人間の脳をスキャン→アップロード→コンピューター上に分身ができる。

・機械が人間の持つ設計技術能力を獲得し、機械自身の設計(ソースコード)にアクセスし自身のプログラム修正を行い操作する。

・ナノボットという分子レベルで設計された大きさ1ミクロン単位のロボット(人工の赤血球など)を人体の中に送り込み、加齢を逆行させたり、神経系の内部からヴァーチャルリアリティーを作りだし、人間の体験を広げる。

・人体2.0の概念、戦場での戦い方の変化

 

しかし、第6章の「わたしは技術的特異点論者だ」は、何度読んでもちょっと怖くなる。科学者の目線なのかな。

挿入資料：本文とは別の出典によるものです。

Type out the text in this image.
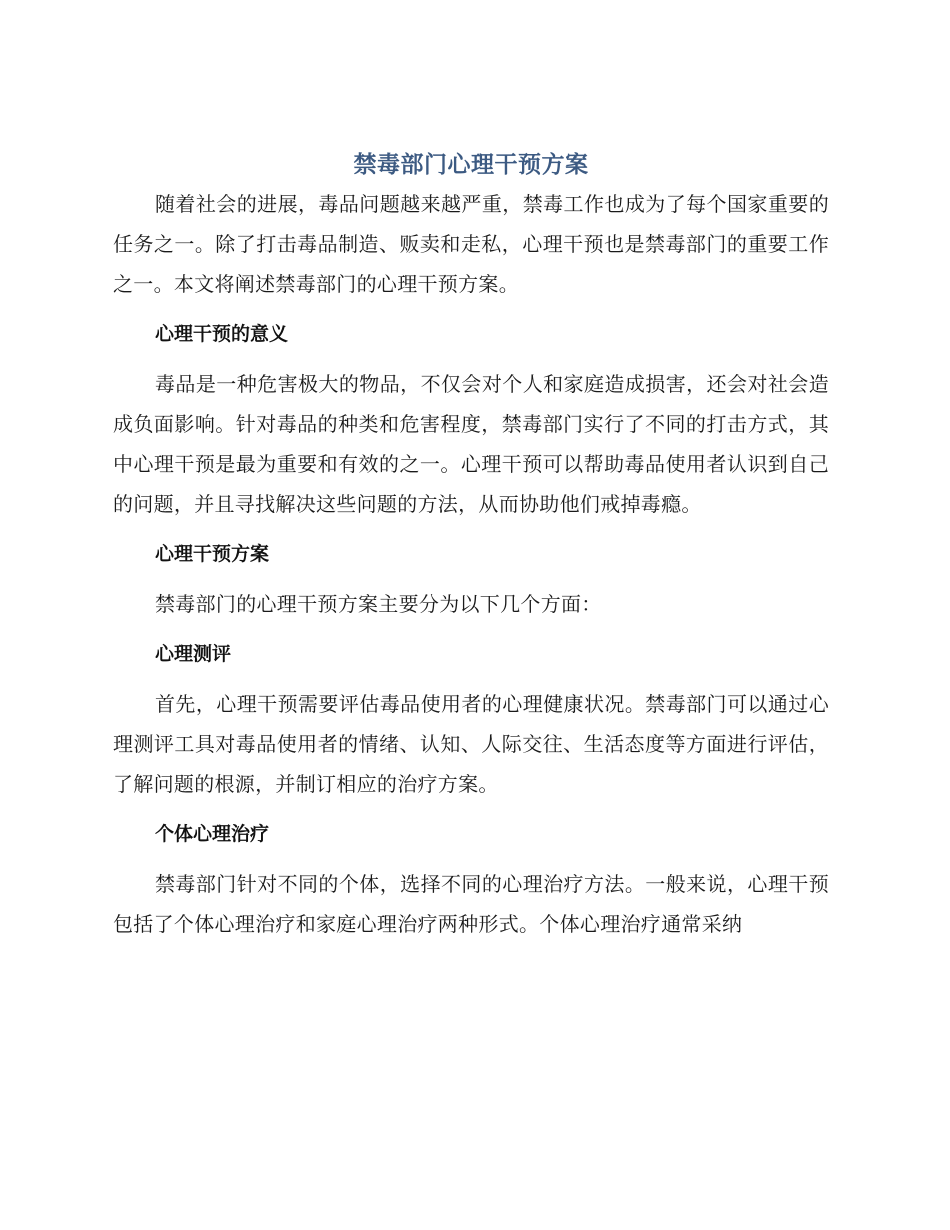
禁毒部门心理干预方案

随着社会的进展，毒品问题越来越严重，禁毒工作也成为了每个国家重要的任务之一。除了打击毒品制造、贩卖和走私，心理干预也是禁毒部门的重要工作之一。本文将阐述禁毒部门的心理干预方案。

心理干预的意义

毒品是一种危害极大的物品，不仅会对个人和家庭造成损害，还会对社会造成负面影响。针对毒品的种类和危害程度，禁毒部门实行了不同的打击方式，其中心理干预是最为重要和有效的之一。心理干预可以帮助毒品使用者认识到自己的问题，并且寻找解决这些问题的方法，从而协助他们戒掉毒瘾。

心理干预方案

禁毒部门的心理干预方案主要分为以下几个方面：

心理测评

首先，心理干预需要评估毒品使用者的心理健康状况。禁毒部门可以通过心理测评工具对毒品使用者的情绪、认知、人际交往、生活态度等方面进行评估，了解问题的根源，并制订相应的治疗方案。

个体心理治疗

禁毒部门针对不同的个体，选择不同的心理治疗方法。一般来说，心理干预包括了个体心理治疗和家庭心理治疗两种形式。个体心理治疗通常采纳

諸行無常とか限りある生を慈しむというスタンスの正反対。

そういう人たちの自由を奪ってしまうことがないようにと思う。たとえば死にたいのに勝手に分身をPC上にアップロードしてしまったり。。

わたし含め、永遠の命が欲しい人ばかりではないと思う。

 

・死は悲惨だ。ひとりの人間を深遠なるパターンと見なすことは、侮辱にはあたらないと思うが、死によってそうしたパターンは失われる。

・生命の目的は、より偉大な知識を創造して評価し、よりすばらしい「秩序」に近づくことである。

・宇宙も上に同じ。人間の知能とテクノロジーがこの宇宙という拡大する知能の最先端を形成するのだ。